I was disappointed with the sad state of random number generators. Many languages don't ship anything useful and some are stuck with whatever the OS provides. All existing implementations are slow, typically maxing out at a few hundred megabytes per second.
To give some perspective, my tool reaches 37.8 GB/s, writing /dev/null. Several gigabytes per second also on actual SSDs. And this is using full 20 rounds of shuffling.
Secondly, flaws have been found in non-cryptographic algorithms such as the popular Mersenne Twister and PCG64 algorithms.
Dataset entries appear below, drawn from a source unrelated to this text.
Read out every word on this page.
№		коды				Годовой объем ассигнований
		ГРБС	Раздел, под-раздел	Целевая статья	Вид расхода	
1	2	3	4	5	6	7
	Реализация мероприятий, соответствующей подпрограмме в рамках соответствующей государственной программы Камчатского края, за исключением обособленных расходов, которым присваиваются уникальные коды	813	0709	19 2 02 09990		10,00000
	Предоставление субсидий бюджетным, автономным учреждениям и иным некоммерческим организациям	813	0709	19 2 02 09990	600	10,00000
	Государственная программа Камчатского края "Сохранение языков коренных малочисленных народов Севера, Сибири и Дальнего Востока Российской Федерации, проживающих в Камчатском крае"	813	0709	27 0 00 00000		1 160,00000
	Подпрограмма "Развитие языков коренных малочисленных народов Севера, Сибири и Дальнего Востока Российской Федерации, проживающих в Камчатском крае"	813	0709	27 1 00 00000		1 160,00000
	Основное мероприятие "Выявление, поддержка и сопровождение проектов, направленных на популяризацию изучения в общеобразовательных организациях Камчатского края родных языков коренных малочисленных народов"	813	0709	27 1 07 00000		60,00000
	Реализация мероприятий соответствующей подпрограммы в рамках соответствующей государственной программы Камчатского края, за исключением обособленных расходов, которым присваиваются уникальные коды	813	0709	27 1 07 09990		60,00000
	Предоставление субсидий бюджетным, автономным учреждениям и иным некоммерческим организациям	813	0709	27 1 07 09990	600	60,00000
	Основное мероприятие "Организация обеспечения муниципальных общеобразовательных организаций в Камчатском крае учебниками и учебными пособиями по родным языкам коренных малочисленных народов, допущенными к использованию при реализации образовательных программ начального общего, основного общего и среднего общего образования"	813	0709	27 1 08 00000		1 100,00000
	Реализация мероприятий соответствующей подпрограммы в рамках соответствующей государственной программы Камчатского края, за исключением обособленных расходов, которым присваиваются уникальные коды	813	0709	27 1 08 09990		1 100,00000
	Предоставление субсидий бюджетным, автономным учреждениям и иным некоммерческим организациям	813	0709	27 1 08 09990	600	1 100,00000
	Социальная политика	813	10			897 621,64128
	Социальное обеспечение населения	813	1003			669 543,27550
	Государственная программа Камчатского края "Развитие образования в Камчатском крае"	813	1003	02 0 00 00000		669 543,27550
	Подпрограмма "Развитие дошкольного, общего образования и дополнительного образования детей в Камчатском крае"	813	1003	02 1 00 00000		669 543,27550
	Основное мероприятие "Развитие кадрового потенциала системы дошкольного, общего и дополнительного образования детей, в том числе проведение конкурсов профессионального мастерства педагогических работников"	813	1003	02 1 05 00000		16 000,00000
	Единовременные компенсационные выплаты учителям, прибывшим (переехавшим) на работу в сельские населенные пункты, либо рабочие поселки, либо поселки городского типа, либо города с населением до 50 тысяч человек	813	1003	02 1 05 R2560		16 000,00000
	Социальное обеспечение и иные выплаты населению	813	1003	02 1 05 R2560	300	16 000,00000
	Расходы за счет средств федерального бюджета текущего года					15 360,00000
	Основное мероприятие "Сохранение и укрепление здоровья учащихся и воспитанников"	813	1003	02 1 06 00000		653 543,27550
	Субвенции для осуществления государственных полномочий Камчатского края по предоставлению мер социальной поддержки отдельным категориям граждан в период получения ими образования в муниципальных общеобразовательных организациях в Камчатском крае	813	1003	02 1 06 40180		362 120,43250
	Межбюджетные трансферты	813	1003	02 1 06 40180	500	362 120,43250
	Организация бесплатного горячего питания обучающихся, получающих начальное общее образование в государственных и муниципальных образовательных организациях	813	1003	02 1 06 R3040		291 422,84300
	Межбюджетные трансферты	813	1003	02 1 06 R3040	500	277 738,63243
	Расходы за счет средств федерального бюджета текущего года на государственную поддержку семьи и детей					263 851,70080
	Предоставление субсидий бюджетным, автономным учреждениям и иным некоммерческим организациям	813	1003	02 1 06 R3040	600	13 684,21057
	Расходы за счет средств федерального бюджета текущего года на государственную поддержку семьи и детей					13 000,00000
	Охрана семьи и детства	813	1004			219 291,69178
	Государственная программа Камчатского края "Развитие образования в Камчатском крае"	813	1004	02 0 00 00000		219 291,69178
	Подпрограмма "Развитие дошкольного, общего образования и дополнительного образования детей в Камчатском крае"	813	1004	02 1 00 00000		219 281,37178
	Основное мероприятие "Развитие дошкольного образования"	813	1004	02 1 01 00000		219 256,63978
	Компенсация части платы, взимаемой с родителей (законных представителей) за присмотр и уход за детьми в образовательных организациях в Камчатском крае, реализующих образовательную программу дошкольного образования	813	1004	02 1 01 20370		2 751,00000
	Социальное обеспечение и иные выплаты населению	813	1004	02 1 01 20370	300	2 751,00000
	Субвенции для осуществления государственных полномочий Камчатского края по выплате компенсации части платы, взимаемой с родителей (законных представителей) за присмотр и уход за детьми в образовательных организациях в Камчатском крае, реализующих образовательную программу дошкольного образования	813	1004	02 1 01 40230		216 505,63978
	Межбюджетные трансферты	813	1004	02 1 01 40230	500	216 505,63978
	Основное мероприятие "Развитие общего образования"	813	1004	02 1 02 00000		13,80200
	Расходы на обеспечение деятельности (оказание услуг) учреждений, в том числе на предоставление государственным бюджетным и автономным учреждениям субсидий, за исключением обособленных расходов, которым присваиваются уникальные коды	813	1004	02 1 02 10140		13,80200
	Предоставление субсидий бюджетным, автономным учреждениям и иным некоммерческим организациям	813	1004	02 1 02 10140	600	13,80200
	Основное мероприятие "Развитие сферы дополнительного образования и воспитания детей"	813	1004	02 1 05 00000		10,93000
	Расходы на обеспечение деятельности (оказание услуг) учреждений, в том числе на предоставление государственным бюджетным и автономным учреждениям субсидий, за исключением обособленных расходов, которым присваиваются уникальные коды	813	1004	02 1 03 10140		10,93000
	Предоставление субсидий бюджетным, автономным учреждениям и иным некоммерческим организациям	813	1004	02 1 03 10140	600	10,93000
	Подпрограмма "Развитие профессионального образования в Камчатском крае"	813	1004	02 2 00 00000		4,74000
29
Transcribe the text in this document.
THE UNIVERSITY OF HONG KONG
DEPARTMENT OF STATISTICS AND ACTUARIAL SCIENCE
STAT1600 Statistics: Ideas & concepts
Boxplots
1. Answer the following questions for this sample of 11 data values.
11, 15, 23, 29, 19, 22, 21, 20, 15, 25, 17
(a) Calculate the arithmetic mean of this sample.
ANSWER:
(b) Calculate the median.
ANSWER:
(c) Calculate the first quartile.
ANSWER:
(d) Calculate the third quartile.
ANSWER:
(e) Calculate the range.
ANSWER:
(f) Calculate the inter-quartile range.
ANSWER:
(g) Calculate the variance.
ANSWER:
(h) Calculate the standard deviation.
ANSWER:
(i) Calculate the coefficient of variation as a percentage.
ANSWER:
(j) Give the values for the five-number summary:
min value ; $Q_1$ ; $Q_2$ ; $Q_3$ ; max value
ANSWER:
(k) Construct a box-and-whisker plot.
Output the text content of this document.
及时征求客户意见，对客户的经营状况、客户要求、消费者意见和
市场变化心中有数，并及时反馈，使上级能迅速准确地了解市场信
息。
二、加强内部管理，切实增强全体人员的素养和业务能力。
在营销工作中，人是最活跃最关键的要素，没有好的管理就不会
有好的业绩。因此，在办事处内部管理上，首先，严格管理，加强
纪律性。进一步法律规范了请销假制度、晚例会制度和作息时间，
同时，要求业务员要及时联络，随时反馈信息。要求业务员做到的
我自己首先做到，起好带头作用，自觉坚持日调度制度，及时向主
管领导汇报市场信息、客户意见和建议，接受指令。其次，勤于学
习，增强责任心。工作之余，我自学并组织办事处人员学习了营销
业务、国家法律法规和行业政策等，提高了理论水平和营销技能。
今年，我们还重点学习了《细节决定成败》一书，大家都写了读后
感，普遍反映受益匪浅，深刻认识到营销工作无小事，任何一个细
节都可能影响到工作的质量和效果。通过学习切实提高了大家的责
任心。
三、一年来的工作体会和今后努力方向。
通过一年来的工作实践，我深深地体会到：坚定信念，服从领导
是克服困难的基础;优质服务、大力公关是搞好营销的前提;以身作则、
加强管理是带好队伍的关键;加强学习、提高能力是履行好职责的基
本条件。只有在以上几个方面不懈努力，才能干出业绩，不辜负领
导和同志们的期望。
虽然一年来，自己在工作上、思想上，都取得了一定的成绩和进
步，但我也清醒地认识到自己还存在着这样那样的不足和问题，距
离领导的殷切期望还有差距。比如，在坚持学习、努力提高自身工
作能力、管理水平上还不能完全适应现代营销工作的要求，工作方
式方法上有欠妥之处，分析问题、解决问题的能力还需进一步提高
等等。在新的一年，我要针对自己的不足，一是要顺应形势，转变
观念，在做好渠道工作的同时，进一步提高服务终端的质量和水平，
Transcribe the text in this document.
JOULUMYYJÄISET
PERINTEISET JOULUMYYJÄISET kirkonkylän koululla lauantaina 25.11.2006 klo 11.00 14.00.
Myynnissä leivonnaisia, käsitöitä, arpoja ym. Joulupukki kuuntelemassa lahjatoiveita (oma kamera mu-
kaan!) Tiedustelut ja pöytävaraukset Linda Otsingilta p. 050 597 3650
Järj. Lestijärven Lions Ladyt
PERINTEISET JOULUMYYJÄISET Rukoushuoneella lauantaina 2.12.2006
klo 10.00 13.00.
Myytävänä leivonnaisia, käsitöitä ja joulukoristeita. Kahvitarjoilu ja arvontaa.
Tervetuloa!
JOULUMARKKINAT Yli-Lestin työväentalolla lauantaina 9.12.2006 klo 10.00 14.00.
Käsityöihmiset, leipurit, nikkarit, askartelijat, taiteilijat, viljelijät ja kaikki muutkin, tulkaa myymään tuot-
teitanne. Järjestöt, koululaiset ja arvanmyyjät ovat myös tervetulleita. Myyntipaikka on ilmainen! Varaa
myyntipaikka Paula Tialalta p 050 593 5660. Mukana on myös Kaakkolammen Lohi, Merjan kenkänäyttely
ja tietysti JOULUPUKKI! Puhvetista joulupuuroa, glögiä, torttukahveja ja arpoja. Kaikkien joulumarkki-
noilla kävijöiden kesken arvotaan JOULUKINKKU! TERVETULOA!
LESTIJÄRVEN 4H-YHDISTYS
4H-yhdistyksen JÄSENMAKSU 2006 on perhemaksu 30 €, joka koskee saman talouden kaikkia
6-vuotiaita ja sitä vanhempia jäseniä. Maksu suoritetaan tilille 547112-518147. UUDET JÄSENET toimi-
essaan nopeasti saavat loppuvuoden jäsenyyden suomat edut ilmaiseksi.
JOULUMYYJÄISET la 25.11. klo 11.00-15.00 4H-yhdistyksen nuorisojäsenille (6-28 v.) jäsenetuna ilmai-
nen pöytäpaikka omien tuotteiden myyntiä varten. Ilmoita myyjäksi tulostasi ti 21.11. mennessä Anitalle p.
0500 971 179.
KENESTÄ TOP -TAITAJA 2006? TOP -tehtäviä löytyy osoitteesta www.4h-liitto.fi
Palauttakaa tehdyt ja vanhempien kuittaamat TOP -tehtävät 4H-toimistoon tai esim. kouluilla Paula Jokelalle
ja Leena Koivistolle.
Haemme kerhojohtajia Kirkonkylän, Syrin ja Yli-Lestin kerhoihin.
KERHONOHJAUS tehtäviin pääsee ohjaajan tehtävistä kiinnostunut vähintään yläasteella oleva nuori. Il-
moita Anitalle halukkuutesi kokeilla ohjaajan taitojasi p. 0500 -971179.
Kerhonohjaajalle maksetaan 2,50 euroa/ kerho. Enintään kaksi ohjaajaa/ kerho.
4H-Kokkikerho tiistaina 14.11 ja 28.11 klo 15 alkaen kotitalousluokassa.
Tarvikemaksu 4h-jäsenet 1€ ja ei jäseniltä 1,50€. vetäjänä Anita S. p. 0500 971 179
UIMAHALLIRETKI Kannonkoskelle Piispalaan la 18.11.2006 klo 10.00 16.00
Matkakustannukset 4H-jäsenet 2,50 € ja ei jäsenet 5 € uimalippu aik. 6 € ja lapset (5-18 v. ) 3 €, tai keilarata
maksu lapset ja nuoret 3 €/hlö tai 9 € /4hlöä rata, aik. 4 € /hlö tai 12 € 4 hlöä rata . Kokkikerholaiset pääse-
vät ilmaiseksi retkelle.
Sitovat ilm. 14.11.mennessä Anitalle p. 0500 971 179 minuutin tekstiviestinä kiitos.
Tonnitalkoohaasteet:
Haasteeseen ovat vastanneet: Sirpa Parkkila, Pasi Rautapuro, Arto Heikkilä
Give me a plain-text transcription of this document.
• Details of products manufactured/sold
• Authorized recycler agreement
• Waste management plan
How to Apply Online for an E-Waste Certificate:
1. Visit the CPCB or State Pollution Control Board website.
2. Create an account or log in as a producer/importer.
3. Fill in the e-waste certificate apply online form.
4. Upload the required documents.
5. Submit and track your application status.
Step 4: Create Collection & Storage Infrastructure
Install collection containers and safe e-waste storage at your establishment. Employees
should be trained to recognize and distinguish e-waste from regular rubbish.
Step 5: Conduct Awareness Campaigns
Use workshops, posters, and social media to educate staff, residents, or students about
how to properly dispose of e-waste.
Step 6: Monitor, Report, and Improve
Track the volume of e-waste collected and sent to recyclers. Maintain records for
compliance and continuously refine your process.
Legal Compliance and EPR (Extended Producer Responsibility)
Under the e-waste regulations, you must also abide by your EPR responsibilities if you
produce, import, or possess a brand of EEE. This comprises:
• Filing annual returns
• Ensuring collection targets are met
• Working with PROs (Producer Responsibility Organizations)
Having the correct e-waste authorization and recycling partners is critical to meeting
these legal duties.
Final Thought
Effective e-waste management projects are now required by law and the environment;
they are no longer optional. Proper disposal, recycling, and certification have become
The cryptographic alternative is simply better, being free of such issues as sequences repeating, and additionally being, well, cryptographically secure. Surprisingly, they appear even to be faster now, so there really ought to be no reason to stick with the old.
We use the widely used encryption algorithm ChaCha20 as an extremely fast Cryptographically Secure Pseudorandom Number Generator (CSPRNG).
A simple shell tool that simply produces randomness to a file or pipe. It uses ChaCha20 encryption algorithm to produce a random stream that cannot be predicted unless one knows the key - the seed - being used. Keeping always the same seed may be useful for researchers and such who need repeatable results.
Clone the repository, use Meson build:
meson setup build
cd build
ninja
sudo ninja install # optionally
randquik > /dev/null
Alternatively you may compile it by hand with gcc *.c -o randquik -O3 -pthread
.
Python module fills any buffers with random data very quickly,
from randquik import Cha, generate
import secrets
key = secrets.token_bytes(32)
# Allocate bytearray and fill with random
data = generate(1_000_000, key)
# Or into an existing buffer
generate_into(data, key)
Given the same key, the generate functions will on each call produce the same sequence. For incremental updates, create a generator object and extract as many non-identical bytes from it as needed. Re-initializing with the same key of course once again repeats the requence.
rng = Cha(key)
# Fill some buffer with next bytes iteratively
rng(data)
rng(data)
...
Numpy.Random BitGenerator is also provided for use with Numpy distributions. We do not recommend using it for filling byte buffers, where the Python module and the C code are far faster, but it will still provide better quality random numbers and faster than Numpy's own PCG64.
import numpy as np
from nprand import Cha
gen = np.random.Generator(Cha()) # System random seeding by default
gen.normal(size=10)
This module needs to be built by hand with Cython for now. Will be packaged properly in randquik module eventually.
Some pytest tests are provided for verifying ChaCha20 implementation correctness against the Cryptography module. Run by pytest
in the main folder after installation.
ChaCha20 as its name implies uses 20 "rounds" of shuffling for each output block. A lower number of rounds can be used for extra performance, where 8 is the minimum that is considered secure, and 12 provides a balanced option, while 20 has comfortable headroom to stay cryptographically secure.
All functions and constructors of this module take rounds
kwarg for adjusting this. On CLI the equivalent option is -r
. By default 20 rounds are used.
The CLI uses a configurable number of threads for extremely high performance, while the Python and Numpy modules don't - for now at least.
The implementation is optimized for Apple Silicon SIMD (Neon) and x86 CPUs using AVX2 where available, falling back to SSSE3 and ultimately plain C on other platforms. The implementation is loosely based on code from libsodium but runs faster than the library can.
It is possible to seek ChaCha to any byte position in the stream without delay. This is implemented in C API only for now, and is not exposed via Numpy, Python or CLI interfaces.